The Hard Hearted Woman
Today is only his first full day back, and already I feel like shit. I know that I promised not to write anything negative in here, but I think that it's important that I record how I feel, because it will help me keep things straight in my head, and it will help me make the right decision for me-- whatever that might be.
It all started because he wanted to read me something from his "journal" and didn't want me to lean on him while he read, so that I couldn't see the pages. Either he doesn't trust me or he wrote more negative things. I hope that he's learned a lesson-- one that I've always known... Never put ANYTHING in writing ANYWHERE if you don't want it to come back to you.

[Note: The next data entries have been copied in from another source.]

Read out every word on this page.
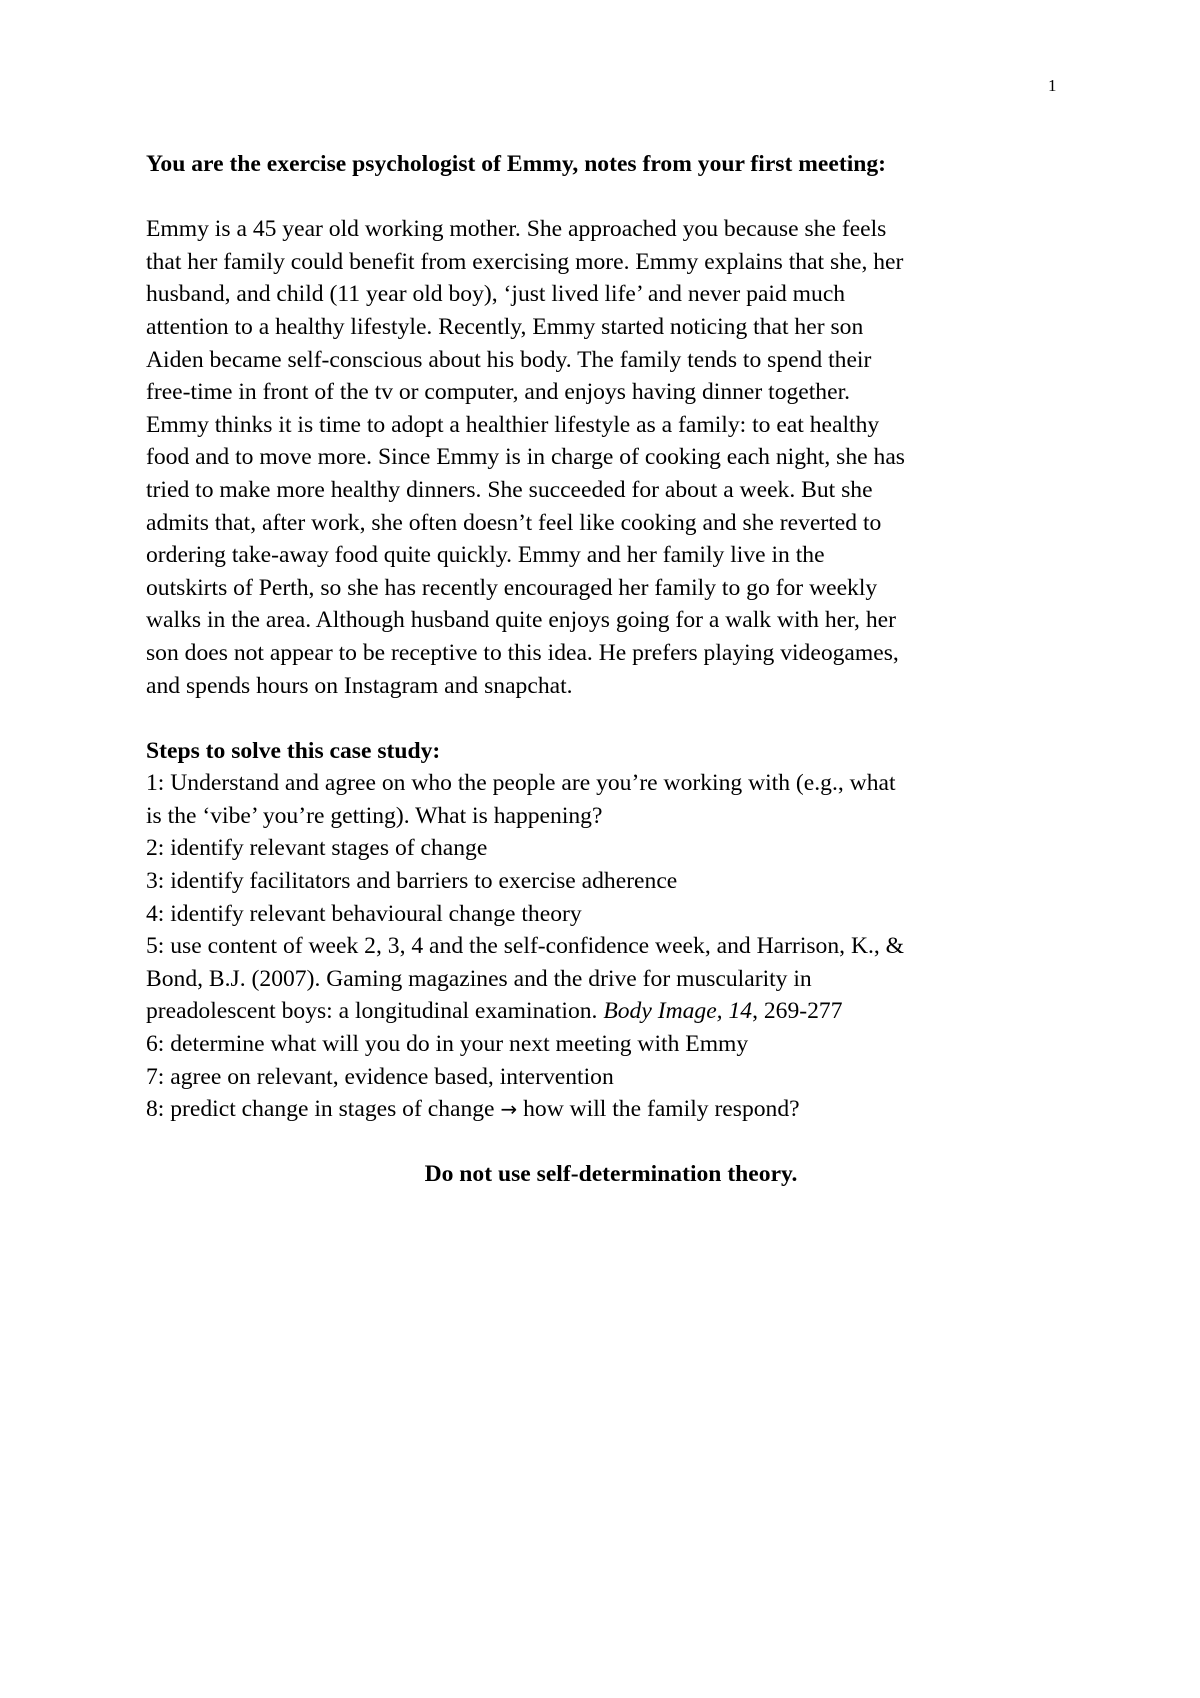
1

You are the exercise psychologist of Emmy, notes from your first meeting:

Emmy is a 45 year old working mother. She approached you because she feels
that her family could benefit from exercising more. Emmy explains that she, her
husband, and child (11 year old boy), ‘just lived life’ and never paid much
attention to a healthy lifestyle. Recently, Emmy started noticing that her son
Aiden became self-conscious about his body. The family tends to spend their
free-time in front of the tv or computer, and enjoys having dinner together.
Emmy thinks it is time to adopt a healthier lifestyle as a family: to eat healthy
food and to move more. Since Emmy is in charge of cooking each night, she has
tried to make more healthy dinners. She succeeded for about a week. But she
admits that, after work, she often doesn’t feel like cooking and she reverted to
ordering take-away food quite quickly. Emmy and her family live in the
outskirts of Perth, so she has recently encouraged her family to go for weekly
walks in the area. Although husband quite enjoys going for a walk with her, her
son does not appear to be receptive to this idea. He prefers playing videogames,
and spends hours on Instagram and snapchat.
Steps to solve this case study:
1: Understand and agree on who the people are you’re working with (e.g., what
is the ‘vibe’ you’re getting). What is happening?
2: identify relevant stages of change
3: identify facilitators and barriers to exercise adherence
4: identify relevant behavioural change theory
5: use content of week 2, 3, 4 and the self-confidence week, and Harrison, K., &
Bond, B.J. (2007). Gaming magazines and the drive for muscularity in
preadolescent boys: a longitudinal examination. Body Image, 14, 269-277
6: determine what will you do in your next meeting with Emmy
7: agree on relevant, evidence based, intervention
8: predict change in stages of change → how will the family respond?
Do not use self-determination theory.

Until the day that I die, I will never forget the things he wrote in that journal. I am trying my best to forgive him... to contextualize those things and to move on from the whole thing, but those words are burned into my soul. They are a part of me now. Reading those words-- especially what he said about his Aunt and about the difference between bringing me "home" and bringing GoldenFinch "home" and his little list of who he'd like to fuck... it has changed me forever. He was right that night-- I don't know him. I really honestly feel like I don't know him at all and I certainly don't trust him. HE has betrayed that trust one too many times.
I was beginning to feel like myself again while he was gone. I only feel like the girl he sees me as when he's with me. I think I have made it very clear to him, and I am very proud of myself.
I will NOT be treated that way, written about that way or thought about that way. I WILL NOT. I feel like a much meaner person, but much stronger.
MY HEART IS HARD.
He doesn't know me like this and I think that he's in for a big surprise. I am a different girl now and I won't play these games anymore. I am solving our problems by breaking the cycle. It's "shape up or ship out."
And now I have a fever again. And no circulation in my left arm. I am starving myself into sickness. And he still can't think that I'm beautiful. Did he fuck me like that last night because I'm me? Or was it just because he hasn't had any sex in three weeks? Or was it because I seemed different and new, so he could pretend he was fucking somebody else? Maybe one of the girls on his "most-fuckable" list...
But no-- I could never pass for them. I am sick of being belittled by him. Who the fuck does he think he is, anyway? I mean, he doesn't know... he doesn't know... I just saw the Stallion and the Stallion wanted me...
Hold on. He's here and wants to talk.